Plebiscito, referendo, reforma política (e outras), constituição etc, não podem resultar em: mudar alguma coisa, para deixar tudo como estava.

Que entre manifestantes que ainda não o saibam, aprenda-se o que são e como funcionam – ou deveriam funcionar – os Poderes Executivo, Legislativo e Judiciário.

Que entendam que partidos políticos são necessários à democracia: se os nossos têm maioria de oportunistas, que gente honesta, capaz, trabalhadora e corajosa entre e se faça maioria, corrigindo ou afastando os parasitas do povo.

Que aprendam que somos seres políticos (vide dicionário). Se avessos a política partidária, mas, se formos coerentes, devemos saber dela e participar, mesmo sem filiação formal.
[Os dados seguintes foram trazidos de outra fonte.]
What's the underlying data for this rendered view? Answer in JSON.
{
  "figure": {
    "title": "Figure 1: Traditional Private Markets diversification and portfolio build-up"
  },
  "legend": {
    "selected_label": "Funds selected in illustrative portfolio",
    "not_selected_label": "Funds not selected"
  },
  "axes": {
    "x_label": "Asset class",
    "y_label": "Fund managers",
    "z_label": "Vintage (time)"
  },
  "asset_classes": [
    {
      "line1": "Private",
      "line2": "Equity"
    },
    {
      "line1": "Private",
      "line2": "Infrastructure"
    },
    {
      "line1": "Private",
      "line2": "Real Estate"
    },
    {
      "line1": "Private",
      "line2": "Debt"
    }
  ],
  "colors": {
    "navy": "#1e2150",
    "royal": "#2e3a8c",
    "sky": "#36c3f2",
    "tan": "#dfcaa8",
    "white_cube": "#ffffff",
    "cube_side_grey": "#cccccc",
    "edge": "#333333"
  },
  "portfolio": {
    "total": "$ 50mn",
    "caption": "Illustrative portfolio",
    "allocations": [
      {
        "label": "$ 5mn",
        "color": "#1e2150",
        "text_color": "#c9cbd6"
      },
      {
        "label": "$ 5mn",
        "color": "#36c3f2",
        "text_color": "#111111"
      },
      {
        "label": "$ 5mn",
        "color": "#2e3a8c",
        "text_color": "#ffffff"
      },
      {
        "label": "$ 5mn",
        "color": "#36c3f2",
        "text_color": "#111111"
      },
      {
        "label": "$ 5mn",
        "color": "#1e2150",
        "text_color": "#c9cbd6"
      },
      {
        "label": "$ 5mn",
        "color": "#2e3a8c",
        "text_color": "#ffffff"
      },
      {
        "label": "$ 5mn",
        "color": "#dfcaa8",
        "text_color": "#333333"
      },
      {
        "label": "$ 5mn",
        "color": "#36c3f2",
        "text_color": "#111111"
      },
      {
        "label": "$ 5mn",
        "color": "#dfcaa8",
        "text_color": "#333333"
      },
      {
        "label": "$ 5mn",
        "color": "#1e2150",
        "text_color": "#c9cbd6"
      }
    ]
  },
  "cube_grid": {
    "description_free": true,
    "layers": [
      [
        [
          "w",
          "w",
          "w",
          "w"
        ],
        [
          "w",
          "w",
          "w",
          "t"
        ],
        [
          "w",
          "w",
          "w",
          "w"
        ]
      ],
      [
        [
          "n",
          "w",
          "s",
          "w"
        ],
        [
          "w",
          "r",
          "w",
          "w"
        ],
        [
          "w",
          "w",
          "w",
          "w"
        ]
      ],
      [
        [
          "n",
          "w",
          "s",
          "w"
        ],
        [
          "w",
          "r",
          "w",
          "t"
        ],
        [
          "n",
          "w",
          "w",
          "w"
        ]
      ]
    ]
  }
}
Que aceitem que temos políticos honestos. Convém viver a tentar identificá-los, tanto quanto aos canalhas (e não permitir sua eleição, reeleição ou indicação).

É difícil, pois todos juram que são os “mocinhos”. É imperativo tentar sempre, para não viver remunerando só “vilões” e seus pelegos.

Que vão depurando os seus pleitos e permanecendo com os essenciais, entendendo que as mudanças nem sempre são imediatas e completas, e, sim, lentas e gradativas.

Lembremos que este País, apesar dos problemas e dos seus causadores, é maravilhoso, avançou ao longo das últimas décadas, em diversos aspectos; embora injusto demais, o é menos.

Aos pleitos mais pertinentes, sobre os quais estou entre os que há décadas os registram em artigos, palestras, requerimentos, conversas, esperança etc, acrescentaria, dentre outros, os seguintes, tão antigos quanto – em minha perseverança e na de inúmeros outros cidadãos:

Usar racionalmente e cuidar concretamente do meio ambiente – com o que quase todo mundo concorda e pouca gente faz.

Respeito pleno a liberdade de expressão religiosa; porém, com dispositivos legais rígidos, para reduzir ou eliminar a facilidade com a qual oportunistas fazem da religião de aparência um grande negócio financeiro e politiqueiro.

E que, para exigir direitos, as pessoas cumpram suas obrigações constantemente, prazerosamente; sendo exemplos por seus testemunhos e compromissos reais e não apenas bons de discurso e de exigir que os outros façam a sua parte. E que se combata a corrupção do modo mais eficaz e eficiente: não sendo corrupto!